La cena fue modesta: queso, pescado en salazón, aceitunas y pan, este último en raciones bastante escasas. Mientras comían, y mientras ella contestaba a las preguntas que le hacían sobre Esparta, Gorgo observó que Apolonia no dejaba de moverse y procuraba controlarlo todo. El esfuerzo por mantener un hogar lo más cómodo y acogedor posible en aquellas circunstancias le pareció admirable. Pese a la aglomeración de gente, la escasez de espacio, alimentos y criados, y las incomodidades del embarazo, Apolonia tenía palabras amables y atenciones para su cuñada, los primos de su esposo, los antiguos vecinos de Eretria e incluso para su suegra, que se empeñaba en que estaban en Halicarnaso y ella era la soberana de la ciudad. De vez en cuando llamaba a alguna de sus hijas, ya fuera a la mayor, Nesi, o a Síbaris e Italia, que tenían seis y siete años respectivamente, y les decía algo al oído. Ellas, muy modositas, obedecían y le llevaban un platillo de comida a la abuela, le servían vino a Mnesífilo o entraban a por una bandeja de comida.
Gorgo había observado que dentro de la casa había muy pocos muebles, pero Apolonia compensaba lo exiguo de la decoración recogiendo flores y poniéndolas en jarrones y, sobre todo, dirigiendo a los críos con la autoridad de un paidónomo para mantenerlo todo lo más limpio y ordenado posible. Viendo el cuidado que ponía en todo, Gorgo sólo podía intuir lo doloroso que habría sido para ella ver incendiados sus hogares de Eretria primero y de Atenas después.
Por más que Apolonia trató de evitarlo, el tema de la guerra salió a colación varias veces durante la cena. Los comensales varones, todos ellos demasiado mayores ya para servir en el ejército, tenían opiniones muy claras sobre cómo debía llevarse la lucha contra los persas; aunque, por supuesto, ni una sola de dichas opiniones coincidía. Oyéndolos, habría parecido que cualquier ciudadano ateniense era más experto en tácticas y estrategias militares que un general espartano.
Ya habían terminado de cenar, y estaban bebiendo vino muy aguado y picando unas almendras e higos secos, cuando uno de los niños, cuyo padre se encontraba de servicio, se levantó para preguntarle a Gorgo:
—¿Es verdad que tú eres la reina de Esparta?
«No exactamente», pensó ella.
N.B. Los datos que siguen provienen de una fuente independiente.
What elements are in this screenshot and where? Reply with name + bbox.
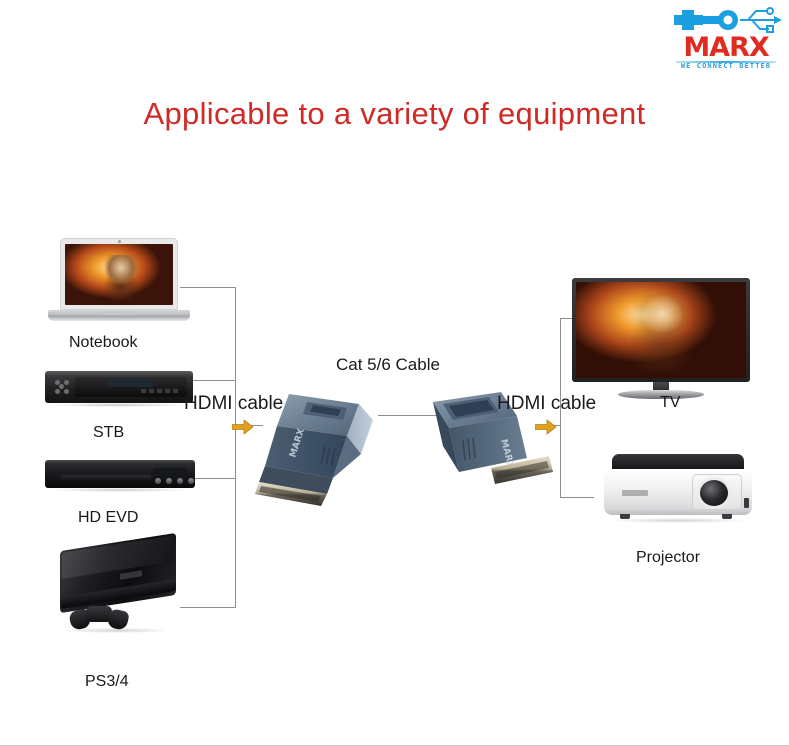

Pero era hija de un rey, había sido esposa de otro y madre del actual. Aunque la ley espartana no le otorgara poderes específicos, sus palabras eran escuchadas y a menudo atendidas. Así que finalmente contestó que sí, que lo era.
—¿A que un soldado espartano vale por diez atenienses?
A Gorgo se le escapó una carcajada.
—¿De dónde sacas eso?
—¿Lo ves, Timón? —dijo otro crío, que después repitió con retintín, alargando y canturreando las últimas sílabas—. ¡Los soldados espartanos no son más fuertes que dieeez atenieeenses!
Gorgo pensó que en Esparta ambos niños estarían ya en los primeros años de la agogé. Aunque parecían simpáticos, los encontraba demasiado inquietos y ruidosos; tal vez porque en su ciudad los muchachos de su edad normalmente estaban recogidos en un campamento, donde les enseñaban las virtudes del silencio.
—Pero ¿a que los soldados de Esparta sí que son los mejores del mundo? —insistió Timón.
—Bueno, eso nos gusta creer —respondió Gorgo.
—Entonces, ¿cuándo vais a venir a salvarnos?
La madre del niño se levantó en ese momento, tomó a su hijo de la mano y se lo llevó de la mesa, mandándole que dejara de molestar a la invitada. Gorgo se quedó callada, haciéndose la misma pregunta que el pequeño Timón.
¿Cuándo vamos a salvar a los atenienses, que nos salvaron a todos los demás, y demostrar que es verdad que parimos a los mejores guerreros del mundo?